Me lo raccontate spesso: di notte il cervello non smette di girare, l’insonnia diventa la norma. Il sistema nervoso, iper-attivato, secerne cortisolo a ondate continue e, al momento di dormire, non trova più l’interruttore. Di giorno arrivano i mal di testa che partono dalle tempie e scivolano sulla nuca, o quella fascia dura sulle spalle che pare cemento armato: non è solo postura, è la modalità attacco-fuga rimasta incastrata a metà. Gli studi confermano che i genitori di bambini con trisomia 21 riportano livelli di stress e sintomi depressivi superiori a quelli dei coetanei con figli a sviluppo tipico. Ti lascio un articolo interessante su questo argomento ➔ Psychological wellbeing in parents of children with Down syndrome: A systematic review and meta-analysis.
Il tratto digestivo fa la sua parte: reflusso, gonfiore, crampi, un grappolo di sintomi che sembrano inspiegabili finché non colleghiamo l’ansia. Il cuore scatta con tachicardie improvvise, segno che il corpo si prepara a correre pur restando fermo. E poi c’è la stanchezza cronica: ci svegliamo già in riserva, logorati da sonno leggero, digestione lenta, muscoli tesi. Con il cortisolo sempre alto, il sistema immunitario abbassa la guardia: raffreddori interminabili, herpes frequenti, piccole infiammazioni cutanee. I ricercatori parlano di allostatic load, il costo biologico dello stress cronico. Qui ti lascio uno studio interessante ➔ Allostatic load in parents of children with developmental disorders: Moderating influence of positive affect. Spuntano pure segnali più sfumati—vertigini, formicolii, pelle che pizzica - che archiviamo come “stranezze” senza notare che è il sistema nervoso periferico in cerca di equilibrio.

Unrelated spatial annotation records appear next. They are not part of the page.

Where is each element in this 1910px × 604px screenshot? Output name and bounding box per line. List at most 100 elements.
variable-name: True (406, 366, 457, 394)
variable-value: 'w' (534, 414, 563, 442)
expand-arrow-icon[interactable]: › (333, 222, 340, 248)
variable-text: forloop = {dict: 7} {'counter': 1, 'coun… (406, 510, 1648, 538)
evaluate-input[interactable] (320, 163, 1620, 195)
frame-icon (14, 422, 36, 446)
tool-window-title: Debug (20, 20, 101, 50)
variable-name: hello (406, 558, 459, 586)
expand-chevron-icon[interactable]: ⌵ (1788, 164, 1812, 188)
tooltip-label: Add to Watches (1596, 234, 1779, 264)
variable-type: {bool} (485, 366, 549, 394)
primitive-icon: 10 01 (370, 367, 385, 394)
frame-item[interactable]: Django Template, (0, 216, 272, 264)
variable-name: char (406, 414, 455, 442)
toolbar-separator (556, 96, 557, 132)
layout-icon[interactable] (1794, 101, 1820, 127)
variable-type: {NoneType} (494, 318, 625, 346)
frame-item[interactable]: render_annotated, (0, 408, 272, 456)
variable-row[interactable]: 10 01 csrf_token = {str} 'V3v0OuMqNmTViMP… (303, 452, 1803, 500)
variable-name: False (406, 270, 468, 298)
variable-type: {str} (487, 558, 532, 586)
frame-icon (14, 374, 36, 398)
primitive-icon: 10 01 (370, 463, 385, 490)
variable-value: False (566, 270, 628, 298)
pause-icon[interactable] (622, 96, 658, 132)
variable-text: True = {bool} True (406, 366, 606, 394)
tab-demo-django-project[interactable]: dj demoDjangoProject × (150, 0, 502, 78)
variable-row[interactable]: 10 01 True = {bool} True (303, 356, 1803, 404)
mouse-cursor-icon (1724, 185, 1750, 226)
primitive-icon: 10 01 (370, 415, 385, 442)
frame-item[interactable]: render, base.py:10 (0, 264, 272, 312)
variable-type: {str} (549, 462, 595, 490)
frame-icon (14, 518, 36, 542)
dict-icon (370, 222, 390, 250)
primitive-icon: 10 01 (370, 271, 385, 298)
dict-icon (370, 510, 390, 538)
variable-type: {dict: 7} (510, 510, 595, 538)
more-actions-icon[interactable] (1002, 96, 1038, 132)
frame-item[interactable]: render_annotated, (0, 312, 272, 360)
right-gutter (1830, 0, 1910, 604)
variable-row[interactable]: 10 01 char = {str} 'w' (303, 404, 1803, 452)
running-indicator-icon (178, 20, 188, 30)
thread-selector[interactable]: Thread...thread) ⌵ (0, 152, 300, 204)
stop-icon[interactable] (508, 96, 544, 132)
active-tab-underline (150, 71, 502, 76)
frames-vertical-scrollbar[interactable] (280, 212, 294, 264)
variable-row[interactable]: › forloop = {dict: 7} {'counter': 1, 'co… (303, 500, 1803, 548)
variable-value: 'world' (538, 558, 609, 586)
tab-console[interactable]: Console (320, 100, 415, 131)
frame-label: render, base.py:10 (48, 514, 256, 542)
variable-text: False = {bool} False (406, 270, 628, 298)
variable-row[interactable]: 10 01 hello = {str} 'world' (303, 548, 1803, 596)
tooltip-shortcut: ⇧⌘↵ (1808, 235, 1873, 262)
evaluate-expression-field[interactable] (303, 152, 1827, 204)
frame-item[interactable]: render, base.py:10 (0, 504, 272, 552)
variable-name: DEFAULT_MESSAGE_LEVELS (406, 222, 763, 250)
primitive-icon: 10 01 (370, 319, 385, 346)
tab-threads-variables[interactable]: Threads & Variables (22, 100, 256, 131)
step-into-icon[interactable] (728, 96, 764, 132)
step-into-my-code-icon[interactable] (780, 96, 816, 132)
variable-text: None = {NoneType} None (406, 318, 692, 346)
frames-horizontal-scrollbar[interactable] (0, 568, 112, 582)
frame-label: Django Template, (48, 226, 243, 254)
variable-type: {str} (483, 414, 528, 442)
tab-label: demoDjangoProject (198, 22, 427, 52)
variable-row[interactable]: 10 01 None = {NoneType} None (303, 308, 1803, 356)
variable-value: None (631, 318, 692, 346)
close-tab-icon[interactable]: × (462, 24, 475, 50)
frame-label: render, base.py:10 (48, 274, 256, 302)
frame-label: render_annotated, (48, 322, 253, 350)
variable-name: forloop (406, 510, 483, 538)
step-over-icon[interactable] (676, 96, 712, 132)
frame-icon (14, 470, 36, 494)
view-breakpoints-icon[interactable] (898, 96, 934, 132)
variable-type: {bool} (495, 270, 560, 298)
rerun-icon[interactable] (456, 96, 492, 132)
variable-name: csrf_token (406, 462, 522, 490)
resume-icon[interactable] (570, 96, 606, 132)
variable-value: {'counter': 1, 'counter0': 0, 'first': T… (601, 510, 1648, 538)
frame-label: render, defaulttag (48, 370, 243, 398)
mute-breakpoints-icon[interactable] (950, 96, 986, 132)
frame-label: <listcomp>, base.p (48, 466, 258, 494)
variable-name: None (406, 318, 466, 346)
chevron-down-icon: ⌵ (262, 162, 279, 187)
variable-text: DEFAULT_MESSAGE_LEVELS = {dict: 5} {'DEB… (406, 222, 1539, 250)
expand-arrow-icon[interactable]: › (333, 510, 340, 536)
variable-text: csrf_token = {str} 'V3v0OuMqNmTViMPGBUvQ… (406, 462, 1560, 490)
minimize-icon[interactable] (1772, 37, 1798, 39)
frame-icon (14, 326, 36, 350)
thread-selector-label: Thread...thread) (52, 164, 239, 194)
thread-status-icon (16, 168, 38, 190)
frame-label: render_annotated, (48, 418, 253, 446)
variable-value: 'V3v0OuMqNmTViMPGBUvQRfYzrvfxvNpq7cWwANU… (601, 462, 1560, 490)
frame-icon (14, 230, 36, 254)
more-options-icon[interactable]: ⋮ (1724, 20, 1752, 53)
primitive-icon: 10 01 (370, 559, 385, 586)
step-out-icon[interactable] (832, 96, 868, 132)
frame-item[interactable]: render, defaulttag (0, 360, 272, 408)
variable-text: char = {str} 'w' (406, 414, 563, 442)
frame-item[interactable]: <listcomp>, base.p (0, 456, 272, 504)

Capire che tutto questo ha radici emotive non significa “inventarsi” la malattia: vuol dire dare un nome a un meccanismo preciso. La mente, bombardata da racconti catastrofici, mantiene il corpo in perenne modalità emergenza. Il primo passo per spezzare l’automatismo è riconoscerlo.
Riconoscere l’automatismo in azione
Per “tracciare al volo la catena sensazione-pensiero-emozione”, immagina di diventare per qualche secondo il cronista interno di ciò che succede, come se stessi registrando la scena con una telecamera molto ravvicinata.
La scintilla fisica: Tutto inizia con un segnale del corpo: un pugno allo stomaco, il petto che si comprime, la mascella che si irrigidisce. Non scacciarlo subito; osservalo. Dagli un nome preciso - fitta, calore, peso: etichettarlo ne smorza già l’intensità.
Il pensiero lampo: Subito dopo, o quasi in contemporanea, spunta un pensiero rapidissimo, magari in forma di immagine: “Succederà qualcosa di grave”, “Non sono capace”, “Mi stanno giudicando”. Metterlo in parole lo tira fuori dalla nebbia dell’inconscio: finché resta vago, guida il corpo; quando lo nomini, lo ridimensioni.